1st Place:  Sarah Mian
Halifax, Nova Scotia, CANADA
Congratulations Sarah!

Sarah’s Bio:

Sarah Mian has been a writing junkie since childhood. To support her habit she has worked, among other jobs, as a film extra, waitress, substitute teacher, and currently as an exhibit custodian who ships and receives evidence in a crime lab. She has been published in numerous journals and anthologies, including The Vagrant Revue of New Fiction and The New Quarterly. Her co-written play, 'Creatures of the Moment' was produced by Metamorphic Theatre.

Sarah has written her way across Canada, living on Vancouver Island in the west, Toronto in the middle and Newfoundland in the east. She also spent nine months abroad to see how the other half lives before returning home to Nova Scotia where the waves break on all sides and everyone says 'thank you'. She lives with her boyfriend, Leo, who can't sing but is a damn fine kisser.

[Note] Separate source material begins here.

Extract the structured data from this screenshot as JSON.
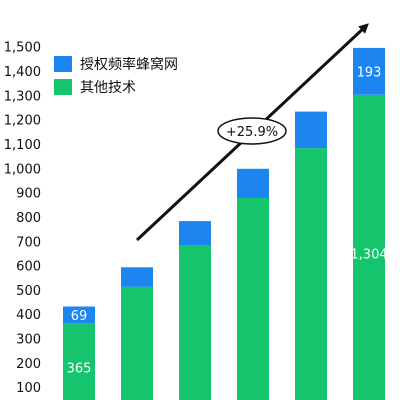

English as a Second Language

ichi

In Japan I wore satin shoes with paper-thin soles, slept in the afternoon behind still curtains. I forgot I had a talented sister, a dog, an ugly middle name. I couldn't recall addresses so I deposited blank postcards in the mail. I wrote notes to my parents on my wrist and washed them down the sink. Evenings I spent perched like a centrepiece amongst scantily-clad dishes, drank sake until bright dragons flew around the rooms. The men's faces smeared to a blurry streak: all except one.

ni

The flight home: hours of punctuated regret, stabbing the seat with my nails and frequent, bloody trips to the toilet. As the plane descended, I saw my reflection in the cool metal clasp of my seatbelt at the same moment I glimpsed it in the window pane. Bad omen, my lover would say. If he was next to me.

san

Remember (a voice whispers) sakura, heibi, the postman on his bicycle, the fireworks? Remember (it urges) his smooth hands on your thighs, the cars whining past the blinds, headlights swinging through the crack, your love unraveling like a bolt of red silk. You cast of your petals like dance. (Sobbing) You turned round and ripe.

When I awake, the wind is breathing hard on the grass and cups rattle vacantly in the white kitchen.

shi

There is a wilting cherry tree in the yard outside. The therapist follows my stare. In Japan, I tell her, the cherry blossom represents the warrior who dies too soon. She writes this down. I have condemned my words to classroom flip-charts, consent forms, scented paper, to drainpipes that empty into a vast ocean. Now this woman wants to imprison the few sentences I have left in a metal cabinet. Every time she slides the drawer open, I hear screaming: our first language.

Outside the office I stand in front of the tree. There is one small hardened fruit left on the naked branch. It is the size of a seven week old embryo. When I touch it, it gently falls into my palm. I open my mouth, swallow, wait to feel it in my belly.

I wonder if my letter is still unopened, sitting in my lover's lap.